デジタル羅針盤

    顧客目線の「デザイン思考」が次世代の糧

    自社の製品・サービスを快適に使ってもらうためには、「UX(ユーザーエクスペリエンス)デザイン」が不可欠だ。デザインというと、ホームページや商品購入の画面などの見た目や操作性をイメージする。UXデザインは、より広い概念であり、製品やサービスを通じた顧客体験の全てを設計することと定義できる。例えば、商品の選定から購入・受け取りに至るまで、顧客の購買行動に関する一連の手続きやプロセスを簡潔で便利にすることだ。

    デザインには行動心理学に基づく原理原則が存在する。

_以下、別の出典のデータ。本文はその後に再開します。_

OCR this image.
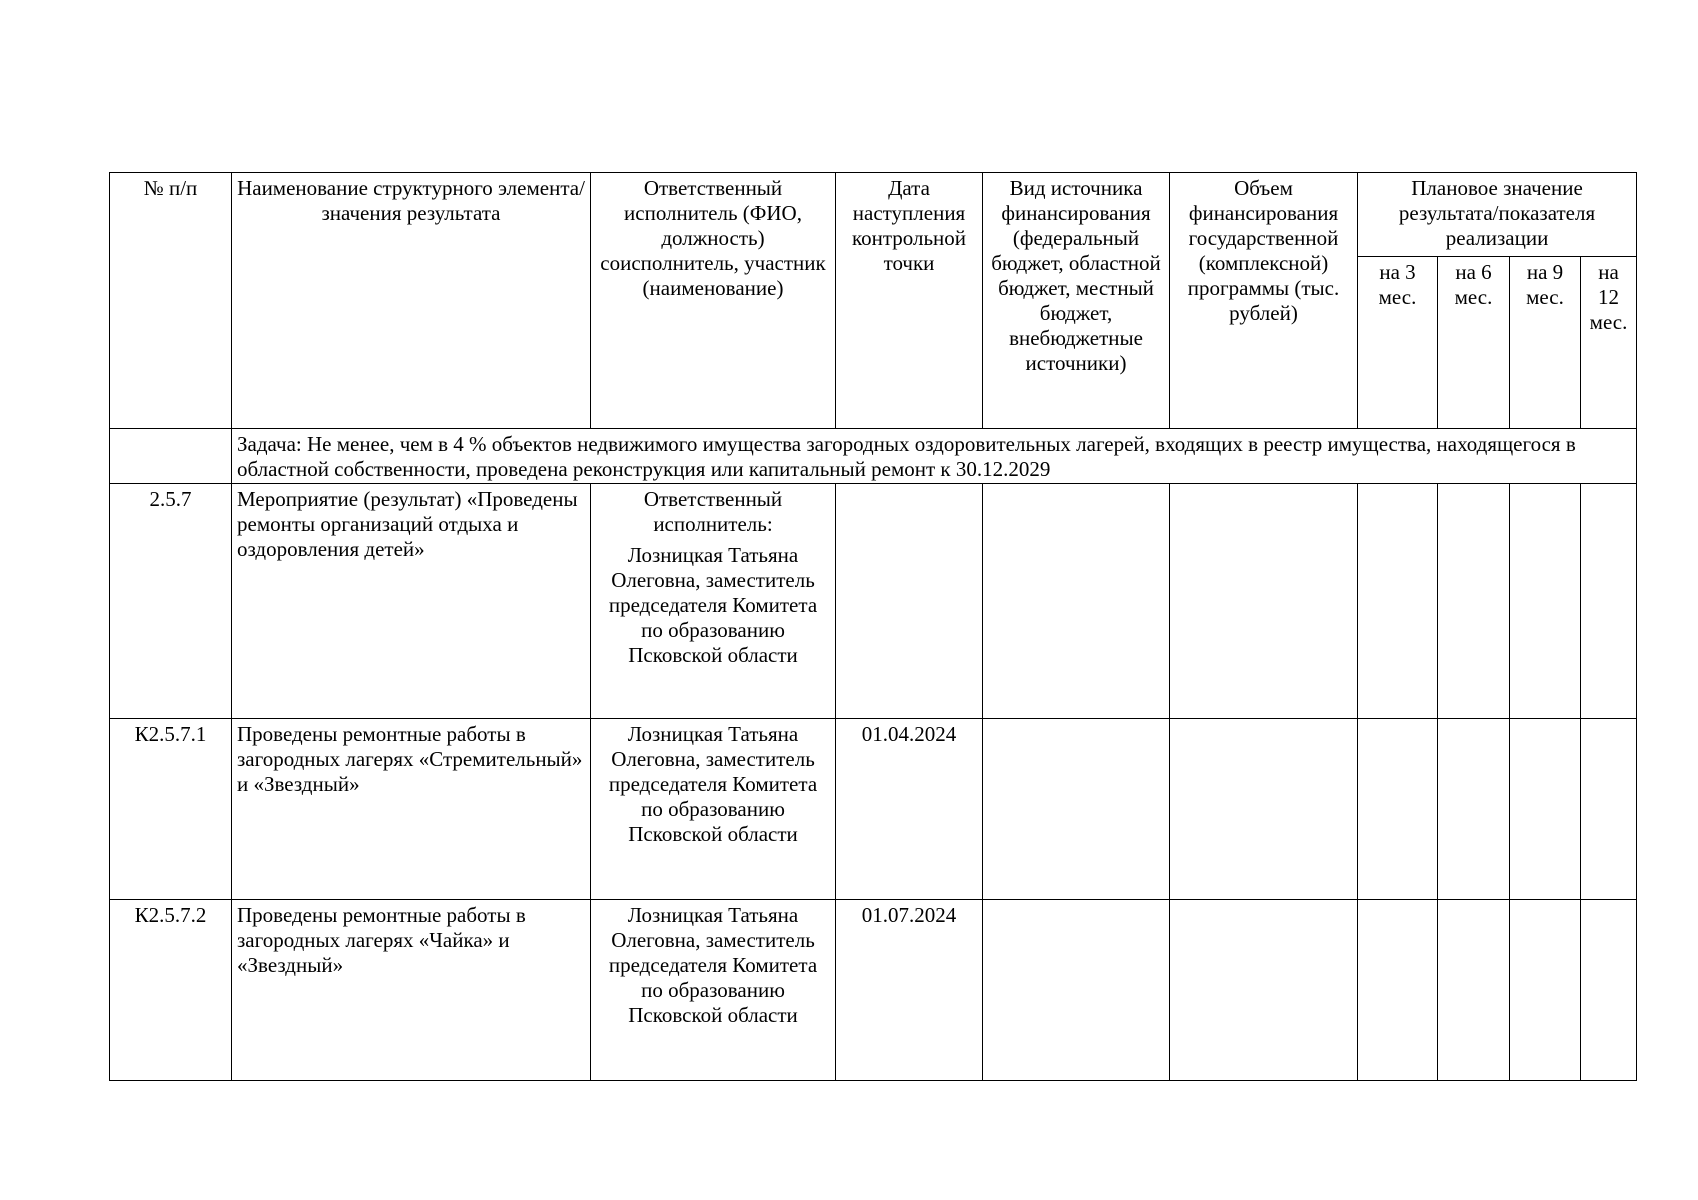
№ п/п	Наименование структурного элемента/ значения результата	Ответственный исполнитель (ФИО, должность) соисполнитель, участник (наименование)	Дата наступления контрольной точки	Вид источника финансирования (федеральный бюджет, областной бюджет, местный бюджет, внебюджетные источники)	Объем финансирования государственной (комплексной) программы (тыс. рублей)	Плановое значение результата/показателя реализации			
						на 3 мес.	на 6 мес.	на 9 мес.	на 12 мес.
	Задача: Не менее, чем в 4 % объектов недвижимого имущества загородных оздоровительных лагерей, входящих в реестр имущества, находящегося в областной собственности, проведена реконструкция или капитальный ремонт к 30.12.2029								
2.5.7	Мероприятие (результат) «Проведены ремонты организаций отдыха и оздоровления детей»	Ответственный исполнитель:
Лозницкая Татьяна Олеговна, заместитель председателя Комитета по образованию Псковской области							
К2.5.7.1	Проведены ремонтные работы в загородных лагерях «Стремительный» и «Звездный»	Лозницкая Татьяна Олеговна, заместитель председателя Комитета по образованию Псковской области	01.04.2024						
К2.5.7.2	Проведены ремонтные работы в загородных лагерях «Чайка» и «Звездный»	Лозницкая Татьяна Олеговна, заместитель председателя Комитета по образованию Псковской области	01.07.2024						
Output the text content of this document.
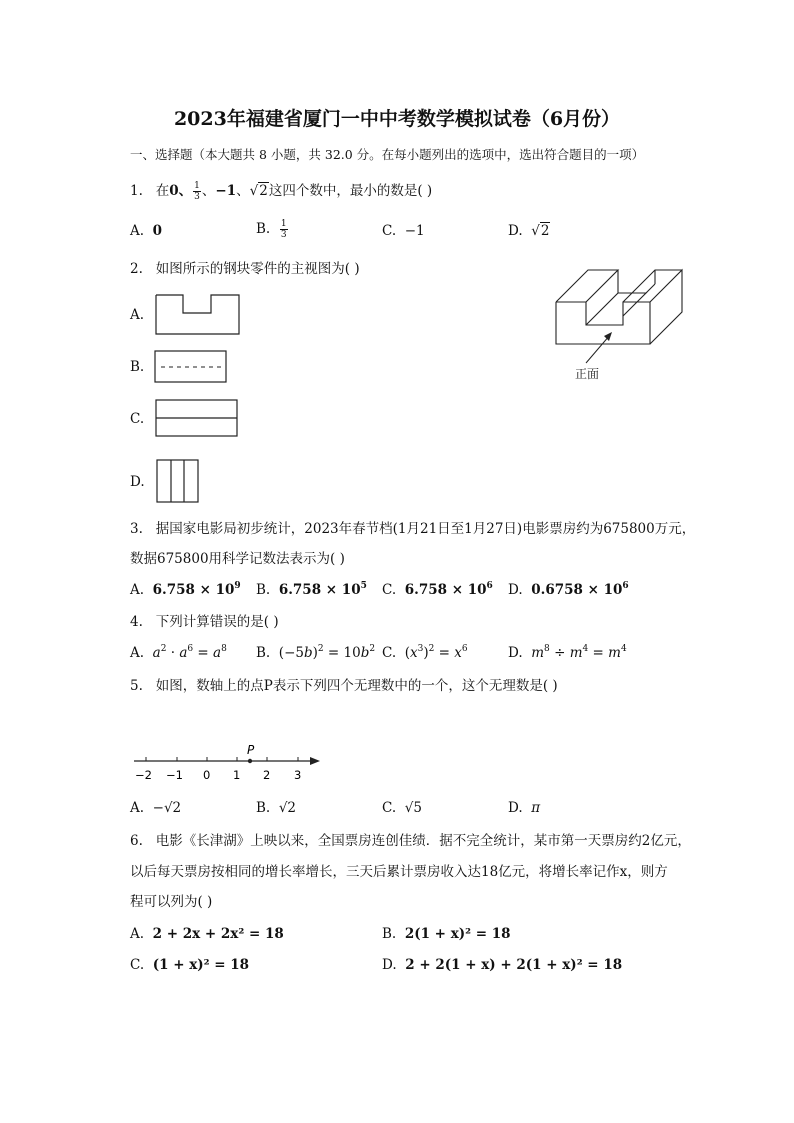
2023年福建省厦门一中中考数学模拟试卷（6月份）
一、选择题（本大题共 8 小题，共 32.0 分。在每小题列出的选项中，选出符合题目的一项）
1. 在0、 $\frac{1}{3}$ 、−1、√2这四个数中，最小的数是( )
A. 0	B. $\frac{1}{3}$	C. −1	D. √2
2. 如图所示的钢块零件的主视图为( )
正面
A.
B.
C.
D.
3. 据国家电影局初步统计，2023年春节档(1月21日至1月27日)电影票房约为675800万元，
数据675800用科学记数法表示为( )
A. $6.758 \times 10^9$ B. $6.758 \times 10^5$ C. $6.758 \times 10^6$ D. $0.6758 \times 10^6$
4. 下列计算错误的是( )
A. $a^2 \cdot a^6 = a^8$ B.  $(-5b)^2 = 10b^2$ C.  $(x^3)^2 = x^6$	D. $m^8 \div m^4 = m^4$
5. 如图，数轴上的点P表示下列四个无理数中的一个，这个无理数是( )
P
−2 −1 0 1 2 3
A. −√2	B. √2	C. √5	D. π
6. 电影《长津湖》上映以来，全国票房连创佳绩．据不完全统计，某市第一天票房约2亿元，
以后每天票房按相同的增长率增长，三天后累计票房收入达18亿元，将增长率记作x，则方
程可以列为( )
A. 2 + 2x + 2x² = 18	B. 2(1 + x)² = 18
C. (1 + x)² = 18	D. 2 + 2(1 + x) + 2(1 + x)² = 18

例えば、どのようにすれば商品を強く印象づけられるか、どうすれば購入まで誘導できるかなどだ。SNS(交流サイト)で「映え」を狙う写真も、理論を元に実践することでナイスショットになる。1回限りの購入ではなく、顧客をファンにしてリピート購入してもらうことにも役立つ。

    理論だけではだめで、実践するための感性を磨くことも必要だ。顧客の声を集めて強調すべきポイントを考え抜く。提供側の視点ではなく、顧客目線で情報収集し導線の設計、実践、改善を繰り返す。このための方法論の一つが「デザイン思考」になる。

    米国の大手IT企業の中には、広義のデザインを学んだバックグラウンドを持ち、成功を収めてきた創設者も少なくない。日本のITベンチャー企業の経営者にUXデザイナー出身者も現れ始めたが、日本企業全体からすると多くはない。美術やコンピューター工学を教える学校はあっても、UXデザインを体系的に指導する教育機関は少数だ。

    成功体験を持つ企業や経営者ほど、過去の経験に引きずられがちだ。だが、時代の変化は早く、成功体験が新たな事業展開の妨げになることもある。これからの事業を考えるのであれば、若い世代の感性を生かしたい。若手がデザインの理論を学び、経験のある社員の持つ知恵を生かしつつ、実践を繰り返すことで次世代の事業展開が期待できる。

    (デジタル・コネクト代表取締役 小塚裕史)

    こづか・ひろし 京大大学院工学科修了。野村総合研究所、マッキンゼー・アンド・カンパニー、ベイカレント・コンサルティングなどを経て、平成31年にデジタル・コネクトを設立し、代表取締役に就任。主な著書に『デジタルトランスフォーメーションの実際』(日経BP社)。57歳。兵庫県出身。